Nino Ferrer, grand amateur de jazz, débutait dans la chanson en 1959, en tant que contre-bassiste pour les Dixie Cats. Cependant, ce n’est qu’en 1965 qu’il atteindra la notoriété, et cela, d’une façon peu ordinaire. Le musicien d’origine italienne décide de composer un morceau qui va en contre-sens à la vague yé-yé, une chanson sur une chienne dénommée Mirza.Eddy Barclay, alors qu’il se trouvait un soir au Bilboquet, entendit Nino entonner cette chanson fort rigolote. Convaincu, il lui offrit un contrat et la chanson devint un hit. Si l’inspiration d’une chanson est souvent difficile à à savoir, cette goualante de Ferrer a cependant une histoire réelle. Inspirée par une chienne qu’aurait recueillie ses parents – et surnommée Lassie – le nom Mirza, lui, serait venu de l’oeuvre d’Hergé. Comme quoi le 9e art peut être une source inestimables pour les chanteurs et chanteuses à la recherche d’idées ! À ce propos, cela me rappelle un certain employé n’ouvrant jamais le courrier, même si c’est son travail. Vous savez, il s’appelle Gaston et répond encore moins au téléfon…
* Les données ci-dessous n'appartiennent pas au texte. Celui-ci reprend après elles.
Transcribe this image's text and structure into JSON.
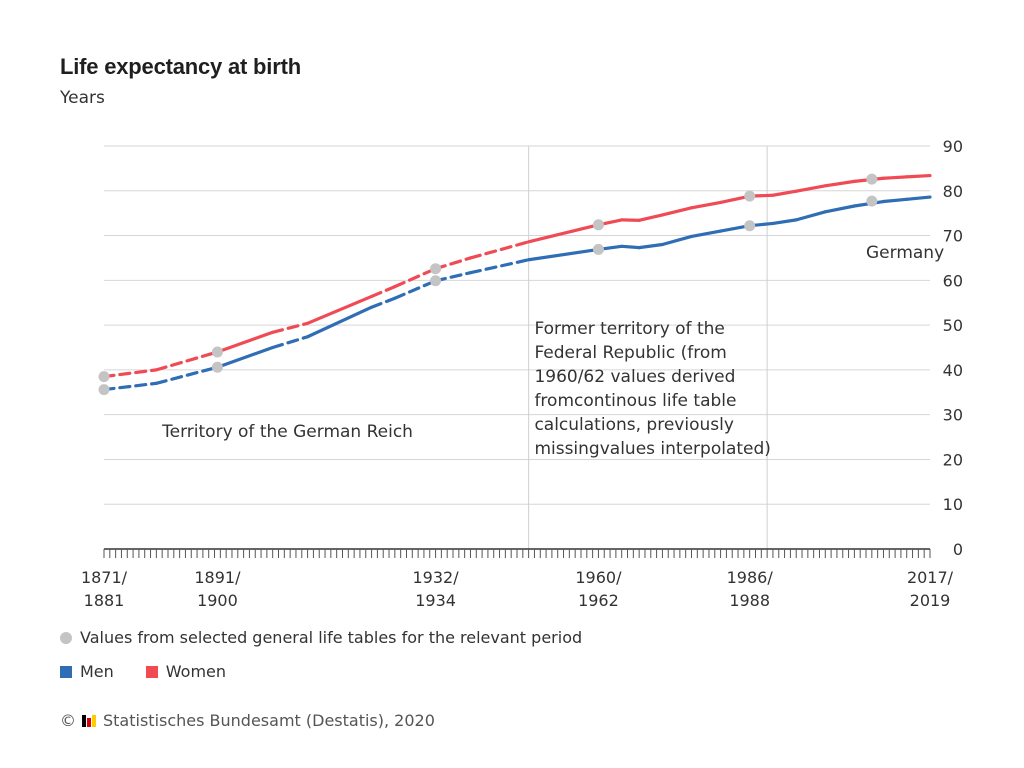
{
  "header": {
    "title": "Life expectancy at birth",
    "subtitle": "Years"
  },
  "legend": {
    "dot_label": "Values from selected general life tables for the relevant period",
    "men_label": "Men",
    "women_label": "Women"
  },
  "source": {
    "copyright": "©",
    "text": "Statistisches Bundesamt (Destatis), 2020"
  },
  "colors": {
    "men": "#2f6db5",
    "women": "#f04b55",
    "marker": "#c4c4c4",
    "grid": "#d6d6d6",
    "axis": "#333333"
  },
  "chart_data": {
    "type": "line",
    "title": "Life expectancy at birth",
    "ylabel": "Years",
    "ylim": [
      0,
      90
    ],
    "yticks": [
      0,
      10,
      20,
      30,
      40,
      50,
      60,
      70,
      80,
      90
    ],
    "y_axis_position": "right",
    "grid": true,
    "x_tick_labels": [
      {
        "x": 1876,
        "line1": "1871/",
        "line2": "1881"
      },
      {
        "x": 1895.5,
        "line1": "1891/",
        "line2": "1900"
      },
      {
        "x": 1933,
        "line1": "1932/",
        "line2": "1934"
      },
      {
        "x": 1961,
        "line1": "1960/",
        "line2": "1962"
      },
      {
        "x": 1987,
        "line1": "1986/",
        "line2": "1988"
      },
      {
        "x": 2018,
        "line1": "2017/",
        "line2": "2019"
      }
    ],
    "dividers": [
      1949,
      1990
    ],
    "region_labels": [
      {
        "text": "Territory of the German Reich",
        "x": 1886,
        "y": 25
      },
      {
        "text_lines": [
          "Former territory of the",
          "Federal Republic (from",
          "1960/62 values derived",
          "fromcontinous life table",
          "calculations, previously",
          "missingvalues interpolated)"
        ],
        "x": 1950,
        "y": 48
      },
      {
        "text": "Germany",
        "x": 2007,
        "y": 65
      }
    ],
    "series": [
      {
        "name": "Men",
        "color": "#2f6db5",
        "points": [
          {
            "x": 1876,
            "y": 35.6,
            "style": "dashed"
          },
          {
            "x": 1885,
            "y": 37.0,
            "style": "dashed"
          },
          {
            "x": 1895.5,
            "y": 40.6,
            "style": "dashed"
          },
          {
            "x": 1905,
            "y": 45.0,
            "style": "solid"
          },
          {
            "x": 1911,
            "y": 47.4,
            "style": "dashed"
          },
          {
            "x": 1922,
            "y": 54.0,
            "style": "solid"
          },
          {
            "x": 1926,
            "y": 56.0,
            "style": "dashed"
          },
          {
            "x": 1933,
            "y": 59.9,
            "style": "dashed"
          },
          {
            "x": 1939,
            "y": 61.7,
            "style": "dashed"
          },
          {
            "x": 1949,
            "y": 64.6,
            "style": "dashed"
          },
          {
            "x": 1961,
            "y": 66.9,
            "style": "solid"
          },
          {
            "x": 1965,
            "y": 67.6,
            "style": "solid"
          },
          {
            "x": 1968,
            "y": 67.3,
            "style": "solid"
          },
          {
            "x": 1972,
            "y": 68.0,
            "style": "solid"
          },
          {
            "x": 1977,
            "y": 69.8,
            "style": "solid"
          },
          {
            "x": 1982,
            "y": 71.0,
            "style": "solid"
          },
          {
            "x": 1987,
            "y": 72.2,
            "style": "solid"
          },
          {
            "x": 1991,
            "y": 72.7,
            "style": "solid"
          },
          {
            "x": 1995,
            "y": 73.5,
            "style": "solid"
          },
          {
            "x": 2000,
            "y": 75.3,
            "style": "solid"
          },
          {
            "x": 2005,
            "y": 76.6,
            "style": "solid"
          },
          {
            "x": 2010,
            "y": 77.6,
            "style": "solid"
          },
          {
            "x": 2014,
            "y": 78.1,
            "style": "solid"
          },
          {
            "x": 2018,
            "y": 78.6,
            "style": "solid"
          }
        ],
        "life_table_points": [
          {
            "x": 1876,
            "y": 35.6
          },
          {
            "x": 1895.5,
            "y": 40.6
          },
          {
            "x": 1933,
            "y": 59.9
          },
          {
            "x": 1961,
            "y": 66.9
          },
          {
            "x": 1987,
            "y": 72.2
          },
          {
            "x": 2008,
            "y": 77.7
          }
        ]
      },
      {
        "name": "Women",
        "color": "#f04b55",
        "points": [
          {
            "x": 1876,
            "y": 38.5,
            "style": "dashed"
          },
          {
            "x": 1885,
            "y": 40.0,
            "style": "dashed"
          },
          {
            "x": 1895.5,
            "y": 44.0,
            "style": "dashed"
          },
          {
            "x": 1905,
            "y": 48.4,
            "style": "solid"
          },
          {
            "x": 1911,
            "y": 50.4,
            "style": "dashed"
          },
          {
            "x": 1922,
            "y": 56.4,
            "style": "solid"
          },
          {
            "x": 1926,
            "y": 58.6,
            "style": "dashed"
          },
          {
            "x": 1933,
            "y": 62.6,
            "style": "dashed"
          },
          {
            "x": 1939,
            "y": 65.0,
            "style": "dashed"
          },
          {
            "x": 1949,
            "y": 68.6,
            "style": "dashed"
          },
          {
            "x": 1961,
            "y": 72.4,
            "style": "solid"
          },
          {
            "x": 1965,
            "y": 73.5,
            "style": "solid"
          },
          {
            "x": 1968,
            "y": 73.4,
            "style": "solid"
          },
          {
            "x": 1972,
            "y": 74.6,
            "style": "solid"
          },
          {
            "x": 1977,
            "y": 76.2,
            "style": "solid"
          },
          {
            "x": 1982,
            "y": 77.4,
            "style": "solid"
          },
          {
            "x": 1987,
            "y": 78.8,
            "style": "solid"
          },
          {
            "x": 1991,
            "y": 79.0,
            "style": "solid"
          },
          {
            "x": 1995,
            "y": 79.9,
            "style": "solid"
          },
          {
            "x": 2000,
            "y": 81.1,
            "style": "solid"
          },
          {
            "x": 2005,
            "y": 82.1,
            "style": "solid"
          },
          {
            "x": 2010,
            "y": 82.8,
            "style": "solid"
          },
          {
            "x": 2014,
            "y": 83.1,
            "style": "solid"
          },
          {
            "x": 2018,
            "y": 83.4,
            "style": "solid"
          }
        ],
        "life_table_points": [
          {
            "x": 1876,
            "y": 38.5
          },
          {
            "x": 1895.5,
            "y": 44.0
          },
          {
            "x": 1933,
            "y": 62.6
          },
          {
            "x": 1961,
            "y": 72.4
          },
          {
            "x": 1987,
            "y": 78.8
          },
          {
            "x": 2008,
            "y": 82.6
          }
        ]
      }
    ]
  }
}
Mirza dans Tintin en Amérique

Mirza Le secret de la licorne

Reprises

Mirza sera chantée l’année suivante, en 1966, par les groupes pratiquement inconnus qui suivent : Bad Stone, Les Kems, ainsi que Les Soliloquys. La chanson sera également réutilisée dans les années 80, par Christie (alias Nina Morato) pour un 45 tours, avec deux autres titres de Ferrer : Oh Hé Hein Bon et Le téléfon.

Clin d’oeil

La première parodie ne se fit pas attendre et nous la devons à une chanteuse qui a aujourd’hui un peu sombré dans l’oubli : Suzanne Gabriello, la fille de l’acteur et parolier Gabriello. Sur la même musique pratiquement note pour note, Mirza est détournée au profit de Z’avez pas lu Kafka ? . Et si cela n’était pas assez évident pour les auditeurs, elle rajoute des Nino un peu partout pour marteler le fait qu’il s’agisse d’une parodie. Malheureusement, ce n’est pas une des plus réussies pour Suzanne G., car elle n’est pas toujours sur la note… Avant de faire la leçon aux autres, il faut être sûr de viser juste soi-même ! 

Suzanne Gabriello – Z’avez pas lu Kafka

 

Jacques Brel 67 L’humour de Nino Ferrer sembla contagieux et, s’il avait emprunté à un Belge le nom Mirza, ce n’était que justice si un autre citoyen du plat pays devrait le réutiliser. Il s’agit ici du grand Jacques qui, dans sa chanson tragicomique À jeun, invoque les malheurs d’un veuf tout récent. Alors, que le narrateur décrit tous ceux qui sont présents aux funérailles (beau-maman, belle-papa – ce qui indique son état d’esprit), il lâche un soudain « Z’avez pas vu Mirza« , certainement déplacé et absurde, mais qui ajoute de l’humour à la chanson. D’ailleurs, À jeun a été composée en 1967, peu de temps à peine après Mirza, et les auditeurs de l’époque ont dû relever la référence.    

Jacques Brel – À jeun

Paroles

Nino Ferrer – Mirza

Suzanne Gabriello – Z’avez pas lu Kafka ?

Jacques Brel – À jeun

Discographie

Pour Nino Ferrer

1965 – 45 tours EP : Mirza/Les cornichons/Il me faudra… Natacha/Ma vie pour rien

Pour Suzanne Gabriello

1966 – 45 tours SP : Les jolies colonies de la France/Votez hein bon !/Mon permis au mois d’août/Z’avez pas lu Kafka

Pour Jacques Brel

1967 – Jacques Brel 67 : Mon enfance/Le cheval/Mon père disait/La la la/Les coeurs tendres/Fils de …/Les bonbons 67/La chanson des vieux amants/À jeun/Le gaz

Sources

  • ENCYCLOPÉDISQUE [www.encyclopedisque.fr] Consulté le 25 janvier 2014.
  • HERGÉ. Tintin en Amérique. Tournai : Casterman, 1983, p. 45.
  • HERGÉ. Le secret de la licorne. Tournai : Casterman, 1974, p. 8.
  • PESSIS, J. Chronique des années yéyé. Sine loco : Éds. Chronique, 2013.